Ferruh abi, ‘dur dedi bu salağa bir oyun oynacağım, bir daha bizim ferfere bantlarını alamaz ‘.. (ferfere bandı: telekste yazılanan metnin ince uzun delikli şerit haliydi) Merkeze geçmediğimiz bir haber yazdı ve ferfere bandını çöpe attı.. haber flaş tı… “ Tarık Akan Erzurum’da kaçırıldı…” diye.. Mehmet, ferfereyi çöpten alıp uçtu.. Arada çöpe beni yolluyordu Ferruh abi, fiko bir bak gel aldı mı ferfereyi diye..Tuvalet bahanesiyle gidip bakıp gelirdim çöpe.. Bant alınmıştı.. Yarım saat geçmemişti ki, Akajans genel merkezden arandık.. Allah’dan demir beye haber vermişti Ferruh abi.. Arayan Genel Müdür Yaşar Güngör idi  ve Demir bey telefonu çıktı.. Sorgusuz sualsiz, “ Demir orada kaç kişisiniz kardeşim, Tarık Akan kaçırılmış, haber bizde yok…” diye bir sitem ve fırça. Demir beyde alttan üsten derken olayı anlattı… Bu sefer Genel merkezdekileri gülme krizi tuttu.. Demir bey insaflıydı, biz intikam derken, o da “ çocuklar ölçü azla kaçmış, Mehmet i perişan ederler, pili biter “ diyerek bizi sakinleştiriyordu.. 
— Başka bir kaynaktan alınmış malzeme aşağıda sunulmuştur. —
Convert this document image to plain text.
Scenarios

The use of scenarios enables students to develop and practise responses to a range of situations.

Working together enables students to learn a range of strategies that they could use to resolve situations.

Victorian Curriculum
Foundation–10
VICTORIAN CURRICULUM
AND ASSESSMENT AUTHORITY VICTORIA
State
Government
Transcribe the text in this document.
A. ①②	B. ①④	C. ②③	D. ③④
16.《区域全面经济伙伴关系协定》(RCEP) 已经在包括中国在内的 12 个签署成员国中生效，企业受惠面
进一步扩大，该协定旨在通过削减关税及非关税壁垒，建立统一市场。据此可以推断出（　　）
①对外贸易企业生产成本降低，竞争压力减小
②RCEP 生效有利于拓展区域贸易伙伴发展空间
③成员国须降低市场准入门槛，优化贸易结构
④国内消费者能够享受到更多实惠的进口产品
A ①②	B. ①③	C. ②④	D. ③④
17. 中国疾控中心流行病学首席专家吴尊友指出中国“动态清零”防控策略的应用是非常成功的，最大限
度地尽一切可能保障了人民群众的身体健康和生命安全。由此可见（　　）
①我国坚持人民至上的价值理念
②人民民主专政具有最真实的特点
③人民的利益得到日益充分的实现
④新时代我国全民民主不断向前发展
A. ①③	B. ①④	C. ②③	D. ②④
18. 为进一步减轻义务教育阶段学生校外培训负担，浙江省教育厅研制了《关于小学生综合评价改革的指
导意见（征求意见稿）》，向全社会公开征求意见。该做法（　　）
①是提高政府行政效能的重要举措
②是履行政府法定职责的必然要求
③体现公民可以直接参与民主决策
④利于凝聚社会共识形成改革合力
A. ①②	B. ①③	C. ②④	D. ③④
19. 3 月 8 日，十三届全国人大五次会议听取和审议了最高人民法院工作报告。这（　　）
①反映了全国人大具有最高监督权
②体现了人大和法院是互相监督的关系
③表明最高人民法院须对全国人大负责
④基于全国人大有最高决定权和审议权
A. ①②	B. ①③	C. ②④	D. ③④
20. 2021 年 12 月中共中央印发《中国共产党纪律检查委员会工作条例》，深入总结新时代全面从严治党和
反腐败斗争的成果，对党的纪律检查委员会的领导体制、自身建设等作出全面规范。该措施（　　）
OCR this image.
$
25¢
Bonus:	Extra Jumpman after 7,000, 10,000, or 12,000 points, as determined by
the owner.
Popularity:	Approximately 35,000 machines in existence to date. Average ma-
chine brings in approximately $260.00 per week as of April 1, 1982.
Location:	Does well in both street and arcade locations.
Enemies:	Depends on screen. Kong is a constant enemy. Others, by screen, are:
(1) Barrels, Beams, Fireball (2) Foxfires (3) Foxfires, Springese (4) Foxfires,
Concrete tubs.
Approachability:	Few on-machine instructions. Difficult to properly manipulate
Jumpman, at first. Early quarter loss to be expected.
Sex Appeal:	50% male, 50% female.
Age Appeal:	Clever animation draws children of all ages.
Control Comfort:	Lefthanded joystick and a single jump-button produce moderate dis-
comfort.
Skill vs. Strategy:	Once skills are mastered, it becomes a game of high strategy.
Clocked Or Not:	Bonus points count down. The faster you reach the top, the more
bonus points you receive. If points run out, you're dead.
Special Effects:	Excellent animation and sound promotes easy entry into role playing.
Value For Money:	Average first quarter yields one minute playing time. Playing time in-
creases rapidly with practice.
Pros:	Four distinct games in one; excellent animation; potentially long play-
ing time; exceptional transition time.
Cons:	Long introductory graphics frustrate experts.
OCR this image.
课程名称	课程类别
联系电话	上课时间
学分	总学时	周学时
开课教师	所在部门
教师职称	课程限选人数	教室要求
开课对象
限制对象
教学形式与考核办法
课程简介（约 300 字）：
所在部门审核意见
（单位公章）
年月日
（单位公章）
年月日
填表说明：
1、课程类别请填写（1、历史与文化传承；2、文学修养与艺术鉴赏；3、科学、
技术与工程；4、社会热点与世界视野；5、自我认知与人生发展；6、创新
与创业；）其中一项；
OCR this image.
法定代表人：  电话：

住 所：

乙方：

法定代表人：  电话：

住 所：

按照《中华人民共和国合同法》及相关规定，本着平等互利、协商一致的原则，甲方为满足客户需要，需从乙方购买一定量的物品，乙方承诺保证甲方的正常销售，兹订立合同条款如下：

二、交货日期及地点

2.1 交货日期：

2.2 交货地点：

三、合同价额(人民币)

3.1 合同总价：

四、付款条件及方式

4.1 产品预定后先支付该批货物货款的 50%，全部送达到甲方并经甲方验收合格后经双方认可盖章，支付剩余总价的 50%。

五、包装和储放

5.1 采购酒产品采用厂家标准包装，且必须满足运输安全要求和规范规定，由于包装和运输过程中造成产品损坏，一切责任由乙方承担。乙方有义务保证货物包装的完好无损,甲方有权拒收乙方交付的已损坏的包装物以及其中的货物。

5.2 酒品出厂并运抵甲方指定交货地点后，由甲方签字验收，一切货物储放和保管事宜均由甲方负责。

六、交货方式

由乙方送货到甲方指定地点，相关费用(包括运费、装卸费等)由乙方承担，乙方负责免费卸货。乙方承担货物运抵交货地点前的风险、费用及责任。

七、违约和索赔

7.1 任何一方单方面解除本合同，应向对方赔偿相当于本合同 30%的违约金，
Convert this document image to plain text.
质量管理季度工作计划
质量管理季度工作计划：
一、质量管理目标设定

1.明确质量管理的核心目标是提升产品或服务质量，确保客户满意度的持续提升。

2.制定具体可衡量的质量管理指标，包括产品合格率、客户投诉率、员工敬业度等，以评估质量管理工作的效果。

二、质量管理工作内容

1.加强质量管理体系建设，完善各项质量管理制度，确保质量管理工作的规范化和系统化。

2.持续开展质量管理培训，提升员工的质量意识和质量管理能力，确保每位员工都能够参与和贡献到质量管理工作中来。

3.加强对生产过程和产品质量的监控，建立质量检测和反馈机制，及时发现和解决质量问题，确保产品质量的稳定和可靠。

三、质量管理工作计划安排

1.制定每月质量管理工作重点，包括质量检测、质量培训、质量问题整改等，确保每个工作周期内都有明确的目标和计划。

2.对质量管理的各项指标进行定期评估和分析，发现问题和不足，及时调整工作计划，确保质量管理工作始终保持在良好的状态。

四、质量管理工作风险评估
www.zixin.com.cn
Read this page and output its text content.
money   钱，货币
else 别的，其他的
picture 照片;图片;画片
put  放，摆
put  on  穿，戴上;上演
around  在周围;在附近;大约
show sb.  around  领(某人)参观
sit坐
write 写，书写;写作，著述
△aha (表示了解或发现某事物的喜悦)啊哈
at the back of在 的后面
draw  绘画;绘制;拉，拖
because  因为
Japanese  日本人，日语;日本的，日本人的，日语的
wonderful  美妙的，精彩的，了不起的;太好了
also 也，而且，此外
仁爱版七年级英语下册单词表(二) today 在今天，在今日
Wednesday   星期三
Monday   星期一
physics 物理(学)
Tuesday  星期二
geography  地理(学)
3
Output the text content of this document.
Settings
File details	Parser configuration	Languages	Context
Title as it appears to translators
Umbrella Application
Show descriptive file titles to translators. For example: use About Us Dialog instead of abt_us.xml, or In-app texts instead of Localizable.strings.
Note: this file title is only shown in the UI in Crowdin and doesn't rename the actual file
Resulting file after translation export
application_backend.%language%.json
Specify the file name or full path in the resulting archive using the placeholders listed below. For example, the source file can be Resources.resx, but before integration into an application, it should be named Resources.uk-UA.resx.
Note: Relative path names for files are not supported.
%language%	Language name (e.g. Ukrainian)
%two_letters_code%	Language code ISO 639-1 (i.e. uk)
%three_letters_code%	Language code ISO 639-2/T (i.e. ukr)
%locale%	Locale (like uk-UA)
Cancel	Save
Ferruh abi ikinci ferfereyi hazırladı..Tarık Akan otel’de istirahatte kaçırılma olayı yok “ diye bir haber … Ferfereyi yine çöpe attık, yine çöpten uçtu …. Mehmet Gültekin 2 hafta ne büroya ne de çöpe uğramadı.. Daha sonra kendiliğinden Demir beyin yanına süzülmüştü.. Biz odada gülüyorduk.. Ben çok gürültülü güldüğüm için Ferruh abi bana, “ fiko gir karanlık odada gül, işhan yankılanıyor “ derdi… 

                    FATİHALAR BİLİRDÖNMEZ İÇİN - Erzurum Haberleri

 Haberleri azalt… 

Akajans ilginç bir kuruluştu, az para ile çok iş yaptırmayı hedeflemişlerdi. Akajans, Habere az masraftan yana idi.. Haber için her türlü masraf yapılır bana göre.. Akajans’ta kısa sürede spor ile başlayıp –hastane-adliye muhabirliği ile günü geçiriyordum.. Bana para vermek için haberbaşı prim yolunu seçmişlerdi ucuza getirmek için..  Prim olunca, ben de haber sayısını yükseltiyordum, resimli haber 40, resimsiz 20 Lira idi (eski para ) .  Maaşı da garantiliyor idim primle.. 

Aylık haber döküm listeler yapılıyor, benim haber sayım tepede idi..  Zırtttt diye  Ankara’dan bir telefon geldi.. Telefonun karşı ucundaYurt haberlerinden   Murat Çakmak ;

 “Demir abi , Fikret’e söyleyin haber sayısını azaltsın, çok fazla haber gönderiyor, bu kadar fazla prim ödeyemeyiz .. Hiçbir Muhabir bu kadar haber yapmıyor, muhasebenin de dikkatini çekiyor “.. demiş..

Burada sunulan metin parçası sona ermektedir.